2045-P: Lipid-Induced Mitochondrial Dysfunction Interferes with Retinoic Acid Signaling in Hepatocytes

Abstract

Insulin Resistance (IR) plays a key role in pathogenesis of type 2 diabetes. NAFLD, considered by some as the hepatic manifestation of IR, leads to NASH, cirrhosis and rarely hepatocellular carcinoma. Hepatic Cirrhosis secondary to NAFLD is an emerging public health tsunami. IR is known to impair lipid induced hepatic Retinoid metabolism. Lecithin: Retinol Acyl Transferase (Lrat) plays a crucial role in retinoid homeostasis.
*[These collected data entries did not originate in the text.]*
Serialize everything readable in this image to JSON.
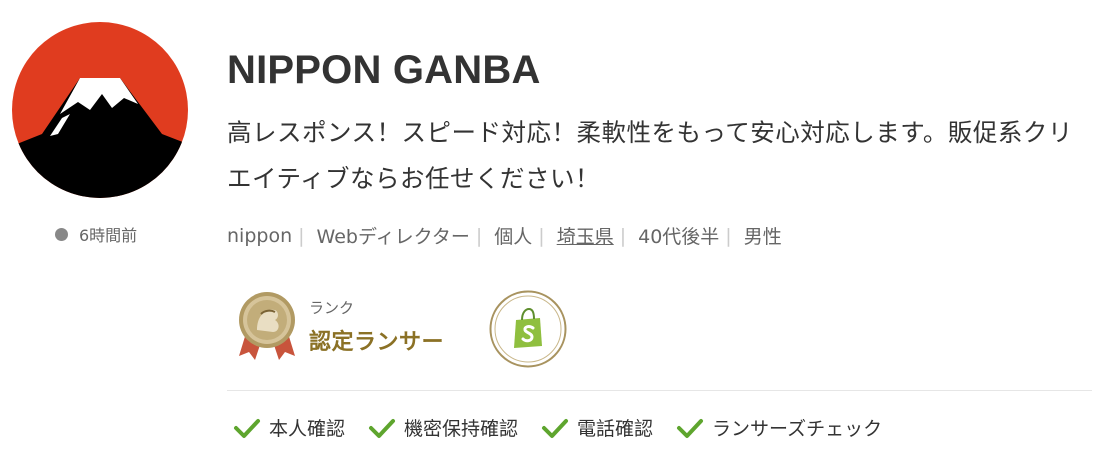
{
  "profile": {
    "name": "NIPPON GANBA",
    "catchphrase": "高レスポンス！スピード対応！柔軟性をもって安心対応します。販促系クリエイティブならお任せください！",
    "last_active": "6時間前"
  },
  "meta": {
    "username": "nippon",
    "occupation": "Webディレクター",
    "type": "個人",
    "location": "埼玉県",
    "age": "40代後半",
    "gender": "男性"
  },
  "rank": {
    "label": "ランク",
    "value": "認定ランサー"
  },
  "verifications": [
    {
      "label": "本人確認"
    },
    {
      "label": "機密保持確認"
    },
    {
      "label": "電話確認"
    },
    {
      "label": "ランサーズチェック"
    }
  ],
  "colors": {
    "avatar_red": "#e03c1f",
    "rank_gold": "#8b7125",
    "check_green": "#5ea52e"
  },
  "icons": {
    "avatar": "mount-fuji-icon",
    "medal": "rank-medal-icon",
    "badge": "shopify-bag-icon",
    "check": "checkmark-icon"
  }
}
Studies have shown the involvement of all-trans Retinoic Acid (atRA) in mitochondrial biogenesis; it functions mainly through PPAR-α and RXR. We identified overexpression of LRAT in liver of HFD-fed rats, hepG2 and huh7 cell lines. Lipid (Palmitic acid-PA) induced over expression of Lrat was associated with a significant reduction in RA production; thereby impairing PPAR-α mediated fatty acid oxidation (FAO) and fat accumulation in hepatocytes. PA induced overexpression of hepatic Lrat was accompanied by excess lipid influx into the mitochondria resulting in impaired mitochondrial biogenesis and bioenergetics, characterized by loss of membrane potential, elevated ROS generation and impaired FAO. Knockdown of Lrat gene restored reduced levels of PPARα resulting from overexpression of Lrat upon PA treatment. Silencing of hepatic Lrat abrogated neutral fat accumulation in PA treated liver tissue and cell lines. Lipid induced mitochondrial dysfunction and resulting elevation in ROS levels was associated with increased mitochondrial fragmentation and decreased membrane potential; Lrat silencing reversed this process. Taken together our study unravels a novel role of PA induced Lrat overexpression in neutral fat accumulation in the liver that may potentially lead to development of NAFLD and NASH in the short term and cirrhosis and rarely, HCC in the long term. This brings to the fore Lrat silencing as a future drug target to prevent and/or treat fat accumulation in the liver in setting of Insulin Resistance. Disclosure E. Karmakar: None. N. Das: None. S. Mukhopadhyay: None. S. Roy: None.